Próxima estación… (Parte II)
Le clavó las pupilas como las astas de un toro bravo en la entrepierna, las axilas, la curva de la mandíbula y la cintura
« ¿Perdona, me has dicho…? » Durante un segundo, Amanda no estuvo segura de si la petición había sido real o si era otra de las charlas que se inventaba cuando el ánimo juguetón le insuflaba las venas. Esto podía dársele desde la emoción más excitante a la más aburrida; mientras esperaba en una fila, caminaba por la calle o simplemente se encontraba en un lugar concurrido, las palabras no dichas cobraban vida en su cabeza con una claridad que la podía confundir; una peliculera de tomo y lomo para la que los encuentros casuales podían transformarse en conversaciones intrigantes. Así, ir a comprar el pan, esperar el turno en una sala o la odiosa tarea de echar gasolina al coche adquirían un matiz emocionante. Por esto, cuando el chico de la barra le habló, Amanda titubeó durante un largo segundo; tan largo, que le dio tiempo a verse sus propios rizos en el reflejo de los ojos de él, tan oscuros como largo se le hizo el momento.
«Que si ahora cuando vuelva, puedes pedirle un café para mí, por favor. Llevo aquí sentado un buen rato y no logro que me vea… », le repitió Saúl. Desplegó una sonrisa tan blanca como oscura era su piel y el contraste le dio cosquillas a Amanda por la espalda. La sensación de ser el centro de un puñado de miradas empuja a Amanda a desplegar su encanto con más picardía y se ríe por dentro cuando desenrolla la funda en la que guarda su arsenal de gestos calculados, cuando busca el contacto visual e invita a las miradas a sostenerse por más tiempo; pero cuando el anonimato se rompe, cuando la muchedumbre se despieza y de ella emerge el individuo con rostro, con unos ojos como esos, una sonrisa como esa y con ese tono de voz que le habla, la tontería performática se le baja a la suela de los talones y le resulta más propio esconderse con vergüenza que hacerse la que no es. Ella, la desenvuelta en la mirada grupal, no fuerza ningún papel en las distancias cortas, no exagera una seguridad que no tiene, no desafía con la palabra ni pretende dominar ninguna situación. Lo impostado de su vedetismo se despluma y ella no trata de impedirlo con ningún otro disfraz. Pluma a pluma su encanto florece sin armaduras ni contradicciones. Amanda es vergonzosa y se ruborizó al descubrir que no se estaba inventando las palabras de esa conversación.

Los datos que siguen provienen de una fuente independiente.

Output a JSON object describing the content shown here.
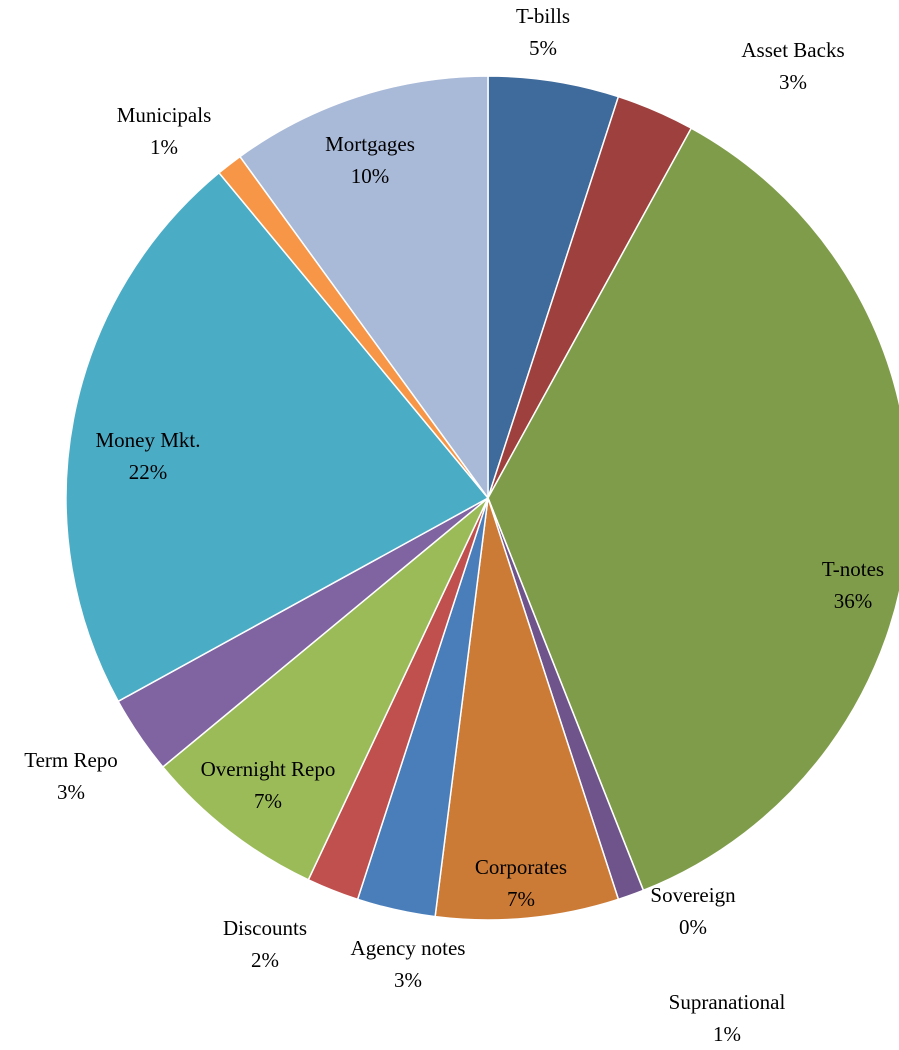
{
  "chart_data": {
    "type": "pie",
    "categories": [
      "T-bills",
      "Asset Backs",
      "T-notes",
      "Sovereign",
      "Supranational",
      "Corporates",
      "Agency notes",
      "Discounts",
      "Overnight Repo",
      "Term Repo",
      "Money Mkt.",
      "Municipals",
      "Mortgages"
    ],
    "values": [
      5,
      3,
      36,
      0,
      1,
      7,
      3,
      2,
      7,
      3,
      22,
      1,
      10
    ],
    "value_labels": [
      "5%",
      "3%",
      "36%",
      "0%",
      "1%",
      "7%",
      "3%",
      "2%",
      "7%",
      "3%",
      "22%",
      "1%",
      "10%"
    ],
    "colors": [
      "#3f6a9c",
      "#9e413e",
      "#7f9c4a",
      "#6a5090",
      "#6f548c",
      "#cc7b37",
      "#4a7ebb",
      "#c0504d",
      "#9bbb59",
      "#8064a2",
      "#4bacc6",
      "#f79646",
      "#a9b9d8"
    ]
  }
}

«Ah, claro, perdona no sabía si me hablabas a mí… o a … ¡Da igual! Sí claro, ¿qué te pido? El truco es ponerte de pie en el reposapiés del banco. Mira, te enseño, así, verás. Bueno, pero no es que lo tengas que pedir tú, que ya lo hago yo, pero así lo hago yo para que me vean. Mira verás. Pero, ¿qué te pido? ¿Cómo tomas el café? », espiró Amanda en una sola bocanada de aire. A Saúl no le había dado tiempo a contestar cuando Amanda se elevó sobre el asiento y el camarero apareció tras el humo de un té hirviendo para el que le pidió un hielo silabeado en silencio y soltando a la vez algo imaginario con los dedos. « Estate ya quietecita Amanda, cállate, cállate cállate», se dijo para sí entrenandose el silencio y la quietud . La vergüenza era el pedal acelerador de los labios de Amanda. También de sus gestos. Cuando el rubor se adueña de su pensamiento, Amanda tiende a llenar el silencio con palabras para ensombrecer su incomodidad; su conversación se vuelve acelerada, cargada de detalles innecesarios y hasta un poco caótica, como si la fluidez de su discurso distrajera de la timidez que realmente la domina.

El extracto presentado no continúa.